Carolina ist dabei im ersten und dritten Drittel etwas stärker, Vegas dominiert aber den Mittelabschnitt komplett. Über vier Spiele lautet das Torverhältnis im zweiten Drittel 9:1 für Vegas, im ersten und dritten Drittel zusammen 15:6 für Carolina. Das sorgt für große Aufholjagden und viele Tore. Die zwei Treffer in der Verlängerung in Spiel 2 und 3 mitgezählt, kommen die Teams zusammen schon auf 33 Tore. Mehr Tore fielen in den ersten vier Spielen eines Stanley Cup Finales nur 1918 zwischen den Toronto Arenas und Vancouver Millionaires und 1981 zwischen den New York Islanders und Minnesota North Stars (je 36).

Kein Heimvorteil

Man sollte meinen, dass die Hurricanes mit einem Vorteil in Spiel 5 gehen. Sie spielen zu Hause und rücken mit einem Sieg im vorherigen Spiel an. Davon will Brind'Amour aber nichts wissen.

„Das scheint kein großer Vorteil zu sein“, sagte der Hurricanes-Trainer. „Beide Mannschaften spielen auswärts wirklich gut. Wenn man so weit kommt, muss man auswärts gut spielen können. Ich weiß nicht, wie groß da der Vorteil ist oder sein wird. Ich hoffe darauf, aber ich zähle sicher nicht darauf.“

Damit hat Brind'Amour durchaus recht. Beide Teams traten im Finale zwei Mal zu Hause an, beide haben bisher einen Heimsieg und einen Auswärtssieg. Keine Mannschaft konnte bisher zwei Spiele hintereinander gewinnen. Die Hurricanes erlebten in ihrer Geschichte bereits 15 Mal ein 2:2 in einer Playoff-Serie. Davon gewannen sie am Ende acht Serien und verloren sieben.
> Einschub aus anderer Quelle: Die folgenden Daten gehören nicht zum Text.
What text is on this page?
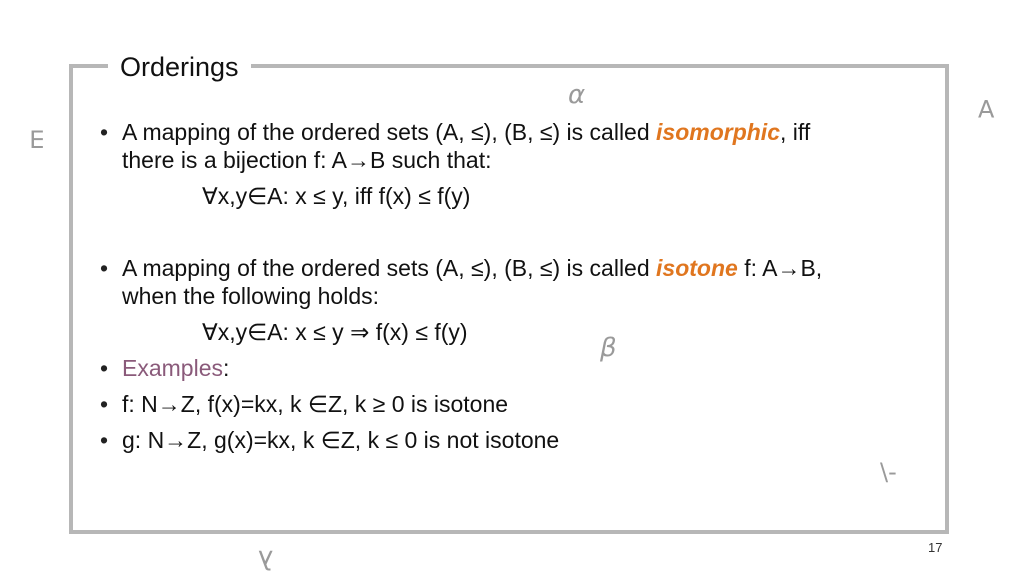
Orderings
α	∀
∃
β
λ
\-
• A mapping of the ordered sets (A, ≤), (B, ≤) is called isomorphic, iff
there is a bijection f: A→B such that:
∀x,y∈A: x ≤ y, iff f(x) ≤ f(y)
• A mapping of the ordered sets (A, ≤), (B, ≤) is called isotone f: A→B,
when the following holds:
∀x,y∈A: x ≤ y ⇒ f(x) ≤ f(y)
• Examples:
• f: N→Z, f(x)=kx, k ∈Z, k ≥ 0 is isotone
• g: N→Z, g(x)=kx, k ∈Z, k ≤ 0 is not isotone
17
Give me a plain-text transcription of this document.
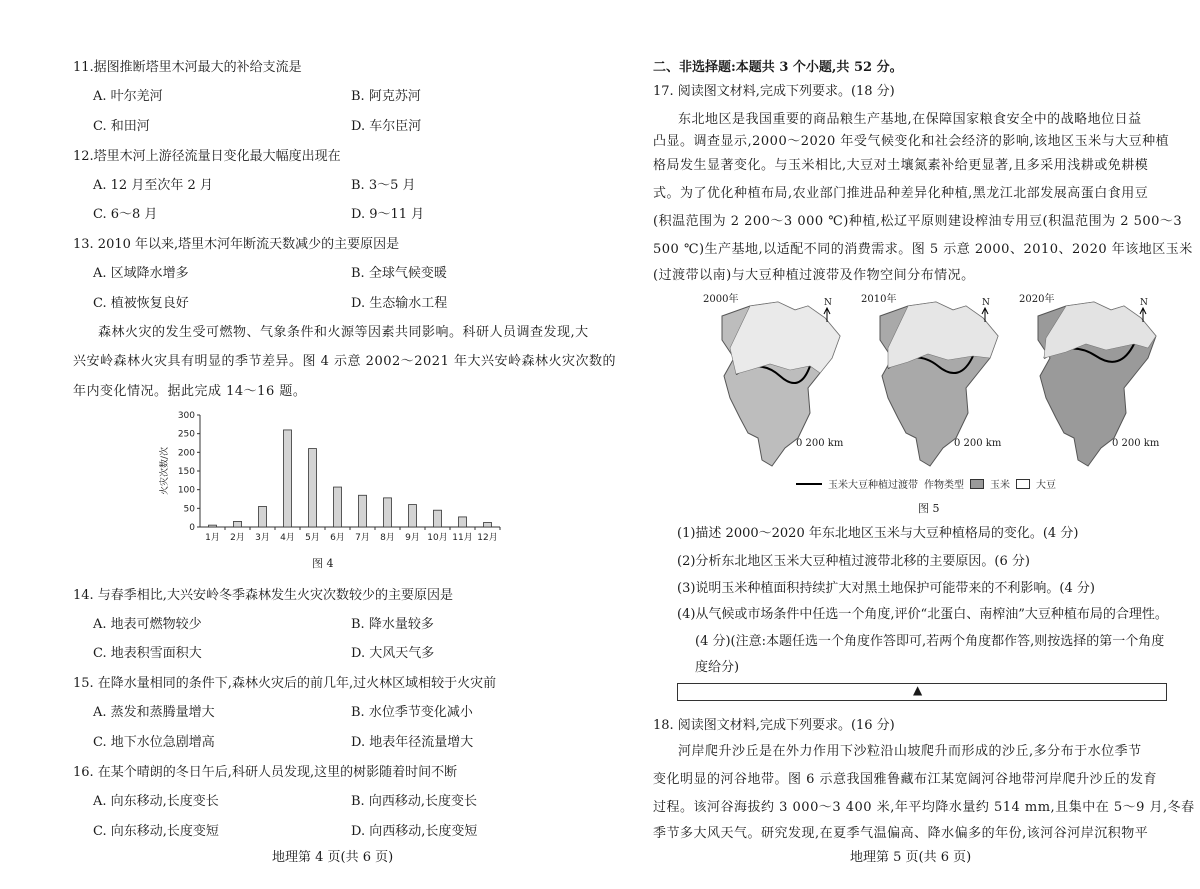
11.据图推断塔里木河最大的补给支流是
A. 叶尔羌河	B. 阿克苏河
C. 和田河	D. 车尔臣河
12.塔里木河上游径流量日变化最大幅度出现在
A. 12 月至次年 2 月	B. 3～5 月
C. 6～8 月	D. 9～11 月
13. 2010 年以来,塔里木河年断流天数减少的主要原因是
A. 区域降水增多	B. 全球气候变暖
C. 植被恢复良好	D. 生态输水工程
森林火灾的发生受可燃物、气象条件和火源等因素共同影响。科研人员调查发现,大
兴安岭森林火灾具有明显的季节差异。图 4 示意 2002～2021 年大兴安岭森林火灾次数的
年内变化情况。据此完成 14～16 题。
0
50
100
150
200
250
300
火灾次数/次
1月 2月 3月 4月 5月 6月 7月 8月 9月 10月 11月 12月
图 4
14. 与春季相比,大兴安岭冬季森林发生火灾次数较少的主要原因是
A. 地表可燃物较少	B. 降水量较多
C. 地表积雪面积大	D. 大风天气多
15. 在降水量相同的条件下,森林火灾后的前几年,过火林区域相较于火灾前
A. 蒸发和蒸腾量增大	B. 水位季节变化减小
C. 地下水位急剧增高	D. 地表年径流量增大
16. 在某个晴朗的冬日午后,科研人员发现,这里的树影随着时间不断
A. 向东移动,长度变长	B. 向西移动,长度变长
C. 向东移动,长度变短	D. 向西移动,长度变短
地理第 4 页(共 6 页)
二、非选择题:本题共 3 个小题,共 52 分。
17. 阅读图文材料,完成下列要求。(18 分)
东北地区是我国重要的商品粮生产基地,在保障国家粮食安全中的战略地位日益
凸显。调查显示,2000～2020 年受气候变化和社会经济的影响,该地区玉米与大豆种植
格局发生显著变化。与玉米相比,大豆对土壤氮素补给更显著,且多采用浅耕或免耕模
式。为了优化种植布局,农业部门推进品种差异化种植,黑龙江北部发展高蛋白食用豆
(积温范围为 2 200～3 000 ℃)种植,松辽平原则建设榨油专用豆(积温范围为 2 500～3
500 ℃)生产基地,以适配不同的消费需求。图 5 示意 2000、2010、2020 年该地区玉米
(过渡带以南)与大豆种植过渡带及作物空间分布情况。
2000年	N
0 200 km
2010年	N
0 200 km
2020年	N
0 200 km
玉米大豆种植过渡带 作物类型	玉米	大豆
图 5
(1)描述 2000～2020 年东北地区玉米与大豆种植格局的变化。(4 分)
(2)分析东北地区玉米大豆种植过渡带北移的主要原因。(6 分)
(3)说明玉米种植面积持续扩大对黑土地保护可能带来的不利影响。(4 分)
(4)从气候或市场条件中任选一个角度,评价“北蛋白、南榨油”大豆种植布局的合理性。
(4 分)(注意:本题任选一个角度作答即可,若两个角度都作答,则按选择的第一个角度
度给分)
▲
18. 阅读图文材料,完成下列要求。(16 分)
河岸爬升沙丘是在外力作用下沙粒沿山坡爬升而形成的沙丘,多分布于水位季节
变化明显的河谷地带。图 6 示意我国雅鲁藏布江某宽阔河谷地带河岸爬升沙丘的发育
过程。该河谷海拔约 3 000～3 400 米,年平均降水量约 514 mm,且集中在 5～9 月,冬春
季节多大风天气。研究发现,在夏季气温偏高、降水偏多的年份,该河谷河岸沉积物平
地理第 5 页(共 6 页)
Vorentscheidung in Spiel 5

Angesichts dieser Ausgeglichenheit scheint Spiel 5 bereits der Zeitpunkt der Vorentscheidung zu sein. Gelingt Carolina der Heimsieg, bräuchten die Golden Knights ihrerseits zwei Siege in Folge und dürften sich keinen Fehler mehr erlauben. Die Hurricanes verloren nicht nur im Finale keine zwei Spiele in Folge, sie ließen seit dem 13. Januar keine zwei Niederlagen hintereinander zu.

„Darauf konzentrieren wir uns die ganze Zeit“, sagte Brind'Amour. „Gute Mannschaften verlieren auch zwei Spiele hintereinander. Das passiert. Wir haben es irgendwie geschafft, immer ein gutes nächstes Spiel zu liefern, egal ob nach einem Sieg oder einer Niederlage. Die Spieler bereiten sich super auf jedes Spiel vor und das gibt uns die Chance auf so eine Strähne.“

Carolina und Vegas bereit für Spiel 5 am 11. Juni

Allerdings sind sich auch die Golden Knights sicherlich bewusst über den Ernst der Lage und die Bedeutung der nächsten Partie. Wenn in der Geschichte des Stanley Cups ein Finale beim Stand von 2:2 in Spiel 5 ging, gewann der Sieger der Partie 20 von 27 Mal (74,1 Prozent). In der anstehenden Begegnung am Donnerstag (8 p.m. ET; Fr. 2 Uhr MESZ) sollte man also einen weiteren spannenden Schlagabtausch erwarten, bei dem beide Mannschaften alles geben.